Azul é a Cor Mais Quente



Por Gabriel Fabri

A personagem Adèle se imagina na cama com uma jovem de cabelos azuis, com quem cruzou olhares na rua e ficou transtornada. Após sentir prazer com essa fantasia erótica, a garota chora. Essa cena é fundamental para entender Azul é a Cor Mais Quente (La Vie D’Adèle, chapitre 1 et 2)de Abdellatif Kechiches: a questão do desejo, do autoconhecimento e da homossexualidade estão ai presentes e são os temas centrais da obra, que busca dar conta da complexidade da vida da personagem, como sugere o título original, e, para isso, transcende qualquer superficialidade, como a ideia de que um momento de prazer seja necessariamente um momento de felicidade.    
A trama, dividida em dois capítulos, acompanha o cotidiano de Adèle (Adèle Exarchopoulos), no início ainda estudante de um colégio. Aparentemente tímida em relação aos garotos, a menina guarda uma angústia em segredo: ela teme sentir alguma atração por mulheres. Enquanto passa por essa fase de crise interna, conhece Emma (Léa Seydoux), com quem começa a experimentar um novo mundo, em relação ao amor, ao sexo, à sociedade e a si mesma.

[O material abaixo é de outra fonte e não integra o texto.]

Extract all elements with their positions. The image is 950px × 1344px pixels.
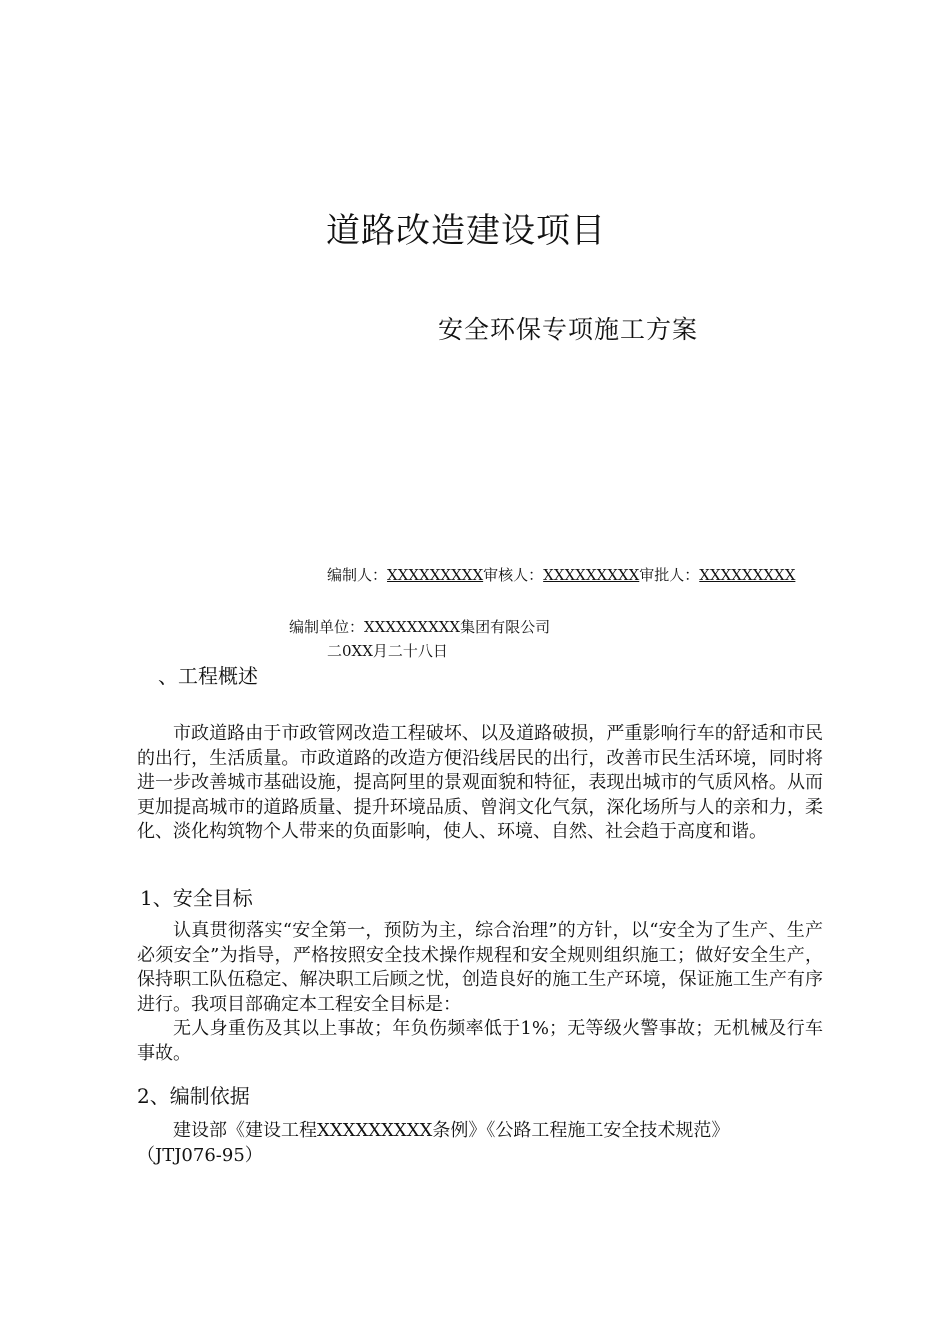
safety-goal-paragraph bbox=[137, 919, 823, 1066]
reviewer-value: XXXXXXXXX bbox=[543, 566, 640, 584]
basis-code: （JTJ076-95） bbox=[137, 1144, 263, 1166]
approver-value: XXXXXXXXX bbox=[699, 566, 796, 584]
overview-paragraph bbox=[137, 722, 823, 845]
overview-text: 市政道路由于市政管网改造工程破坏、以及道路破损，严重影响行车的舒适和市民的出行，生活质量。市政道路的改造方便沿线居民的出行，改善市民生活环境，同时将进一步改善城市基础设施，提高阿里的景观面貌和特征，表现出城市的气质风格。从而更加提高城市的道路质量、提升环境品质、曾润文化气氛，深化场所与人的亲和力，柔化、淡化构筑物个人带来的负面影响，使人、环境、自然、社会趋于高度和谐。 bbox=[137, 723, 823, 842]
safety-targets-text: 无人身重伤及其以上事故；年负伤频率低于1%；无等级火警事故；无机械及行车事故。 bbox=[137, 1018, 823, 1064]
signoff-line bbox=[327, 564, 795, 585]
safety-goal-heading: 1、安全目标 bbox=[140, 886, 253, 910]
basis-text: 建设部《建设工程XXXXXXXXX条例》《公路工程施工安全技术规范》 bbox=[173, 1120, 730, 1141]
compiling-unit: 编制单位：XXXXXXXXX集团有限公司 bbox=[289, 618, 551, 636]
basis-heading: 2、编制依据 bbox=[137, 1084, 250, 1108]
basis-paragraph bbox=[137, 1119, 823, 1168]
overview-heading: 、工程概述 bbox=[158, 664, 258, 688]
compile-date: 二0XX月二十八日 bbox=[327, 642, 448, 660]
reviewer-label: 审核人： bbox=[483, 566, 544, 584]
compiler-label: 编制人： bbox=[327, 566, 388, 584]
safety-goal-text: 认真贯彻落实“安全第一，预防为主，综合治理”的方针，以“安全为了生产、生产必须安全”为指导，严格按照安全技术操作规程和安全规则组织施工；做好安全生产，保持职工队伍稳定、解决职工后顾之忧，创造良好的施工生产环境，保证施工生产有序进行。我项目部确定本工程安全目标是： bbox=[137, 920, 823, 1015]
compiler-value: XXXXXXXXX bbox=[387, 566, 484, 584]
document-subtitle: 安全环保专项施工方案 bbox=[438, 315, 699, 344]
document-title: 道路改造建设项目 bbox=[326, 211, 606, 251]
approver-label: 审批人： bbox=[639, 566, 700, 584]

Após essa primeira jornada intensa de descobrimento, o capítulo dois mostra novamente a personagem em crise, o que desencadeia uma outra fase de descobertas.
A característica mais marcante da direção de Kechiche é o uso de closes. A todo o momento, a câmera gruda nos atores, tentando ficar o mais próximo possível dos seus personagens, mostrando muitos detalhes. O efeito parece o de realmente entrar na intimidade dos personagens, ou pelo menos criar a ilusão de que o público está próximo deles, após a sensação estranha de ver na tela macarrão sendo mastigado ou um nariz escorrendo em meio à lágrimas, por exemplo.
Esse estilo de direção exige muito do elenco, em especial das duas atrizes principais. O que dizer então das polêmicas cenas de sexo? O diretor percorre o corpo das atrizes, filmando a textura da pele, as expressões faciais e, claro, o ato em si, de maneira totalmente explícita. A sequência da primeira vez das protagonistas poderia ter saído de um pornô, tamanha a ousadia, se não fosse nada mais do que mostrar uma relação sexual de maneira crua, sem tentar maquiá-la, não inserindo nem trilha sonora. Extensa na duração (6 minutos, segundo o diretor), com foco nos mínimos detalhes, a cena resume a essência do sucesso do filme: a construção lenta dos personagens e das situações, a atenção aos detalhes. Alguns poderiam acusar Kechiche de exagerar demais sem necessidade, mas seria covarde se esquivar de mostrar cenas tão explícitas de sexo quando o longa é todo construído nos pequenos detalhes. Até porque a percepção da diferença entre as experiências de Adèle é importante para o público entender a personagem, para além de rótulos sociais.
A personagem principal, além de contar com a excelente atuação de Adèle Exarchopoulos, adquire uma complexidade alta, proporcionada não só pela direção, mas pelo roteiro que, beneficiado pela longa duração do filme, trata de grandes questões existenciais sem atropelos, com profundidade. Léa Seydoux também não deixa nada a desejar em seu papel, que ganha maior destaque na segunda parte do filme.
Azul é a Cor Mais Quente é um filme ousado e complexo, apesar da aparente simplicidade. Trata-se, sobretudo, de uma obra não apenas sobre homossexualidade, mas sobre o desejo – a eterna lacuna que nunca é preenchida no ser humano, que o faz querer mais e mais, que motiva Adele a tentar se encontrar. Sobre as delícias e as dores da jornada de autodescobrimento. E, por fim, sobre um amor que nasce, atinge o seu ápice e vai se esvaindo, como em uma relação sexual – ou, se preferir, como se a relação com Emma fosse o grande orgasmo da vida de Adèle.